Other indicators show a similarly negative picture. The fiscal deficit is set to balloon, and the deficit will probably double the 1992-93 record deficit of 7.2 percent of GDP this year. The bond market shows yields on two-year bonds at 4 percent and 10-year bonds at almost 10 percent – making for one of the steepest bond curves globally. The South African Reserve Bank’s (SARB) business cycle indicators show the co-incident indicator falling by 26.8 percent year-on-year – the largest decline since records began in 1960. In terms of investment spending as a share of GDP, the country’s competitiveness shows a similar deep sag. The latest value for the first quarter of 2020 is 12.8 percent – a long way off the global average (based on 150 countries) of 24.3 percent.

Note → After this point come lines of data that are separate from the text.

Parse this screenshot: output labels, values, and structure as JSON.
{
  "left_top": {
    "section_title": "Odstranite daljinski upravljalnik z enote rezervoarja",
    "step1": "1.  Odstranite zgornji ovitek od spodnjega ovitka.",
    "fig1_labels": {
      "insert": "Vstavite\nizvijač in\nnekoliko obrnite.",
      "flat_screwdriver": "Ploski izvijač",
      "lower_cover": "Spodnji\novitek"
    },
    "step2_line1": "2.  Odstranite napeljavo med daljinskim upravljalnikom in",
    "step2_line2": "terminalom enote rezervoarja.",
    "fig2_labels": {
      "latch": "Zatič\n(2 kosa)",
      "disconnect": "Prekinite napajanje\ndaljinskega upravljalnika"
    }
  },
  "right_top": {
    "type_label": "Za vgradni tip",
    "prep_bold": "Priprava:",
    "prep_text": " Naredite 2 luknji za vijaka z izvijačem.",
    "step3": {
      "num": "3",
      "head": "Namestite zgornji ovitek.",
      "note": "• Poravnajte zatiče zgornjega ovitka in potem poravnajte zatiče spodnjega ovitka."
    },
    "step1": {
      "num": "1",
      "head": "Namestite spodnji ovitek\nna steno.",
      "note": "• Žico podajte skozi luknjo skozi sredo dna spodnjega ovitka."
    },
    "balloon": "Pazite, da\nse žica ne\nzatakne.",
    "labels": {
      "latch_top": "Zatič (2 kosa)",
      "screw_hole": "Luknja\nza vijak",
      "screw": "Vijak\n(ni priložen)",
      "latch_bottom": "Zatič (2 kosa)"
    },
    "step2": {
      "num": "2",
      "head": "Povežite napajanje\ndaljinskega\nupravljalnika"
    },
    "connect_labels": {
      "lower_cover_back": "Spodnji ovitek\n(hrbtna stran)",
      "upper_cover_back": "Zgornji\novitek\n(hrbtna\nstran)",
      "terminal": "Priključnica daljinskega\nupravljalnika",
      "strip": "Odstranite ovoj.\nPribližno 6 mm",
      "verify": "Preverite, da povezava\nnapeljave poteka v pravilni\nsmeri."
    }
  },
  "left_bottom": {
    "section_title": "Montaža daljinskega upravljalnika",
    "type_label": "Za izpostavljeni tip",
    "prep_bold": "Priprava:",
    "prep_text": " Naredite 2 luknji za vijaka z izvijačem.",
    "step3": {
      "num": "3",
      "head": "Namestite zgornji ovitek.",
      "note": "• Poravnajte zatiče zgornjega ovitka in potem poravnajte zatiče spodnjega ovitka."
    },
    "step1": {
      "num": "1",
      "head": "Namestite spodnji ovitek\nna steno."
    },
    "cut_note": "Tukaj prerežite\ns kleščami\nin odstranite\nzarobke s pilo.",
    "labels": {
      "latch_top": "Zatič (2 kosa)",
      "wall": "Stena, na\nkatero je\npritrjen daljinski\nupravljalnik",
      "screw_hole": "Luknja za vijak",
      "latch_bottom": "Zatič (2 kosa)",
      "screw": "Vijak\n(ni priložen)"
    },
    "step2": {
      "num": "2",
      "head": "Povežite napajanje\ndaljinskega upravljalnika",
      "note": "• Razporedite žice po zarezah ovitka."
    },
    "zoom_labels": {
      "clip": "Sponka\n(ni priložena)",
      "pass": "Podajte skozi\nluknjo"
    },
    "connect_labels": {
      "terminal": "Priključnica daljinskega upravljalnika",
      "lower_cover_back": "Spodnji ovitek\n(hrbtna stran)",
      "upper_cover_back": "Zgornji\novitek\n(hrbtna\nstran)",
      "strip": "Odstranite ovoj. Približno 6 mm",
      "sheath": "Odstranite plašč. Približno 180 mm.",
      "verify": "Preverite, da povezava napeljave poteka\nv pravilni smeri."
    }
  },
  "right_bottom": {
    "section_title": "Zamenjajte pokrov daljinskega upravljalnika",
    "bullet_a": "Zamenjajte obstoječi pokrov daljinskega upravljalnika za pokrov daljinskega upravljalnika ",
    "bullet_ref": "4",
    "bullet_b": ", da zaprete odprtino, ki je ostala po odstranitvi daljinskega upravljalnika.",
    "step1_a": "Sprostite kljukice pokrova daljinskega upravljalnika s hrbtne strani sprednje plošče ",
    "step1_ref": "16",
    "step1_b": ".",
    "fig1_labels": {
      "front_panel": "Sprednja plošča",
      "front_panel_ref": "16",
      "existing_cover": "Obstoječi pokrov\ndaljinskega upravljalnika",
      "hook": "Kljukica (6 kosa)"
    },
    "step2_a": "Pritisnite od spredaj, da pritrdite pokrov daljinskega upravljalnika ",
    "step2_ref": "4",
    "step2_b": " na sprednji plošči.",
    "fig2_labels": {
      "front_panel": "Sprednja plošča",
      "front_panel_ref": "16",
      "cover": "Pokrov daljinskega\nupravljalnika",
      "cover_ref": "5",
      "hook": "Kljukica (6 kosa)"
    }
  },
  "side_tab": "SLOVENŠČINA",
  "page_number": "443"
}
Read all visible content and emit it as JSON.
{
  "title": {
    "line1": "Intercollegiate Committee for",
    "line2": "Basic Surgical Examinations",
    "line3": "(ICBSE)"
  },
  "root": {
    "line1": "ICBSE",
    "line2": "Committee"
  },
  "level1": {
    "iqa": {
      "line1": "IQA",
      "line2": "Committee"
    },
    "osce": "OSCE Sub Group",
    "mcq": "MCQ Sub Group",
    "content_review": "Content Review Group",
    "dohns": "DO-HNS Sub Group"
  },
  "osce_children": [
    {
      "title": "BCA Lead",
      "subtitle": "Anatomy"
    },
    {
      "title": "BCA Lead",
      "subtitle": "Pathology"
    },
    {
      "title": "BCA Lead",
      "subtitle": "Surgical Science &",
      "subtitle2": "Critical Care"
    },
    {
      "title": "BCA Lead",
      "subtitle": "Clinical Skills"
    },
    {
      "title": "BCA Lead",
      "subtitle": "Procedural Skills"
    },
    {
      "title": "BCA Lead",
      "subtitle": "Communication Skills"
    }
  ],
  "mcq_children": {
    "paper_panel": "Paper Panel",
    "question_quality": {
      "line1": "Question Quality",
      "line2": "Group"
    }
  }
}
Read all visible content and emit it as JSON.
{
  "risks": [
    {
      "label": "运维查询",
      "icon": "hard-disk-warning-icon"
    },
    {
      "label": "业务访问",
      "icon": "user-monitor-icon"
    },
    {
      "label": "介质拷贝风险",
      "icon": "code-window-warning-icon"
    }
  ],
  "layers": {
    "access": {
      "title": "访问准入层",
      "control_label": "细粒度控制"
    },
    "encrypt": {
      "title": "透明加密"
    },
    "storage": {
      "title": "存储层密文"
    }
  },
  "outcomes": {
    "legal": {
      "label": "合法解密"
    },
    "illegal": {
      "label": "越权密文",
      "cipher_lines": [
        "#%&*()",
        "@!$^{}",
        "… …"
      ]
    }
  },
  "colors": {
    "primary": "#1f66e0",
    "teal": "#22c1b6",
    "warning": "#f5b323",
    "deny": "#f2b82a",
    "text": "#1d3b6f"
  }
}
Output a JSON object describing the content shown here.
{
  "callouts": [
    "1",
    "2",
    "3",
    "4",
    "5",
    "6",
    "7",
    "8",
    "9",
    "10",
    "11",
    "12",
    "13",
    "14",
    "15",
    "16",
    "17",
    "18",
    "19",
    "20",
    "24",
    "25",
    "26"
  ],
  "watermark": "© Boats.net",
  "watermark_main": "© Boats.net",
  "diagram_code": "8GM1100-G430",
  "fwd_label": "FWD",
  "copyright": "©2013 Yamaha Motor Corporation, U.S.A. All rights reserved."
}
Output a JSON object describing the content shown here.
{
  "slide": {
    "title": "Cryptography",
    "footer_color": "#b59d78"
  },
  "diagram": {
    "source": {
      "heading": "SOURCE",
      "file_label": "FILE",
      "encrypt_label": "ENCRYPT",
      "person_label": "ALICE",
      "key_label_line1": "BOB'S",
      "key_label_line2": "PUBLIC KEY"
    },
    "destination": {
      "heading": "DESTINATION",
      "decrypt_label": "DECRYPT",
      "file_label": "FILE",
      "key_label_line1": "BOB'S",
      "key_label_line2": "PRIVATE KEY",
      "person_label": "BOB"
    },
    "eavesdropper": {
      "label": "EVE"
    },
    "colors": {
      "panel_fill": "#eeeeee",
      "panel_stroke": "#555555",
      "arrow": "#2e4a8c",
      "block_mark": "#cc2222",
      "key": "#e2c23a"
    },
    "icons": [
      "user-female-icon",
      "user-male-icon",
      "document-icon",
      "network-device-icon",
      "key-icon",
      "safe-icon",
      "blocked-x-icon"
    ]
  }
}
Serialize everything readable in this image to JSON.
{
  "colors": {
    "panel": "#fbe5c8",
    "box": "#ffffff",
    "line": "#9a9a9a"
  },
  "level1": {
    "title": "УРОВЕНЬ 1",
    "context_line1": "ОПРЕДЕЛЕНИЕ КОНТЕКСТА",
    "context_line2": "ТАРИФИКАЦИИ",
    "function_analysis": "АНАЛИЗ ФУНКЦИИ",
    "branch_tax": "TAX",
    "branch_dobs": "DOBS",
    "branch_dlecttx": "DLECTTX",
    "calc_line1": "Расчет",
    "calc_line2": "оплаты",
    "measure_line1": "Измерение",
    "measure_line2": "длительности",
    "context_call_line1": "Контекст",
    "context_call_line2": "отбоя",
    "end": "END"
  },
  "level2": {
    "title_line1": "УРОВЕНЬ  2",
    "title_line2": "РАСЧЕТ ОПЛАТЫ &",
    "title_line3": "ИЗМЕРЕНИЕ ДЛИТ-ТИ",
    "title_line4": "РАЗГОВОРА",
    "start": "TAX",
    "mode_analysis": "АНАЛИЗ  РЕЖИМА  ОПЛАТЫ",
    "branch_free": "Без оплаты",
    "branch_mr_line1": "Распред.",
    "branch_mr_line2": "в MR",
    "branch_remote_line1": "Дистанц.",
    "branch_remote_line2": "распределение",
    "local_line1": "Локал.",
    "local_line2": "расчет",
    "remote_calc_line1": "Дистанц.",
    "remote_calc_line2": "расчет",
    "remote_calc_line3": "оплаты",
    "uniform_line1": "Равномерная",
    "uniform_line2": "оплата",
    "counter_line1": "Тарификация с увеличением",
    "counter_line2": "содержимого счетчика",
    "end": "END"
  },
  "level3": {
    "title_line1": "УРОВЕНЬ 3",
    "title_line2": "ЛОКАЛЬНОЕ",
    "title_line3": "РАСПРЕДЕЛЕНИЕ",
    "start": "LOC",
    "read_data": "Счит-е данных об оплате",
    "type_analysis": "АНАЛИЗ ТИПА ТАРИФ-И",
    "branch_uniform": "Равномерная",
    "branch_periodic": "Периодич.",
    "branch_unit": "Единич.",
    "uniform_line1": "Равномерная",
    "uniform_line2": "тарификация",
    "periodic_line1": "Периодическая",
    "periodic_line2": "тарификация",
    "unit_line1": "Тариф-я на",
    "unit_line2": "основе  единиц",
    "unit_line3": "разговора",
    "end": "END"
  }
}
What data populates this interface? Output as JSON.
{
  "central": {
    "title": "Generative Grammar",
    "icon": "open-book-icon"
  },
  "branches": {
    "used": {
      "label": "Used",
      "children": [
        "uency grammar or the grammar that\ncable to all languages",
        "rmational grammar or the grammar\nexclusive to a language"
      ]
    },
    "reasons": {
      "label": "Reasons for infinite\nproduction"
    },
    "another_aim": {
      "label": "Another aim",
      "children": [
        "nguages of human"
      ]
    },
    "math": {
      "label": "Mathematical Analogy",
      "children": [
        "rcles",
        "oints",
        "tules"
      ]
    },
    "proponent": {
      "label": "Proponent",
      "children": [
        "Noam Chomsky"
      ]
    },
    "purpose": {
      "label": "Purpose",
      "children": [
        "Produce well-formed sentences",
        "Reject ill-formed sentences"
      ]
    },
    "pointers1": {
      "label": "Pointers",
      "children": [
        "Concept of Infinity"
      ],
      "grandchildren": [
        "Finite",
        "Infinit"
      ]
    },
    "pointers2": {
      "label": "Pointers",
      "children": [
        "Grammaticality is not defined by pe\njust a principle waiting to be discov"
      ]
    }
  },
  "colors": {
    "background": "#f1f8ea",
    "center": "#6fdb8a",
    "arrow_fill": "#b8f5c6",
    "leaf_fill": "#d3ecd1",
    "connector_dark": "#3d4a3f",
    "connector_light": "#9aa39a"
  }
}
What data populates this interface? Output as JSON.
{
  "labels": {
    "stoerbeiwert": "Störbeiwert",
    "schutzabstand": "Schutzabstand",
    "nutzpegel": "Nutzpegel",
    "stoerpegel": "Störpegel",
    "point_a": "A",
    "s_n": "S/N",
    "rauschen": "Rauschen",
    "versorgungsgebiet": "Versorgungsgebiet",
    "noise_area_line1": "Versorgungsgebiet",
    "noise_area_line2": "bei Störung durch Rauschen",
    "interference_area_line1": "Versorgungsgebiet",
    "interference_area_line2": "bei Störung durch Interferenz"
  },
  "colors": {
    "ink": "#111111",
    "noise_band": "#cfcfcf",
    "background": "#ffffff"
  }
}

The battle over South Africa’s political direction has been kicked off with the now approved IMF financial support through the recent loan. Any subsequent IMF loan programmes would be tied to conditionalities such as already contested public payroll cuts, austerity budgets, and partial privatisations, as well as enhanced transparency and investor protections. Such conditions are anathema to much of the leadership of the ruling ANC party which fears loss of sovereignty and a dilution of its patronage networks that were expanded under former president Jacob Zuma. Opponents of current President Cyril Ramaphosa are playing out the ideological divisions in the governing alliance to mobilise support for a challenge against the embattled president. Ramaphosa has pushed back the timeline for a potential leadership contest this year, yet he faces an array of political opponents within the ANC, labour unions, activists, and even the usually favourable business community.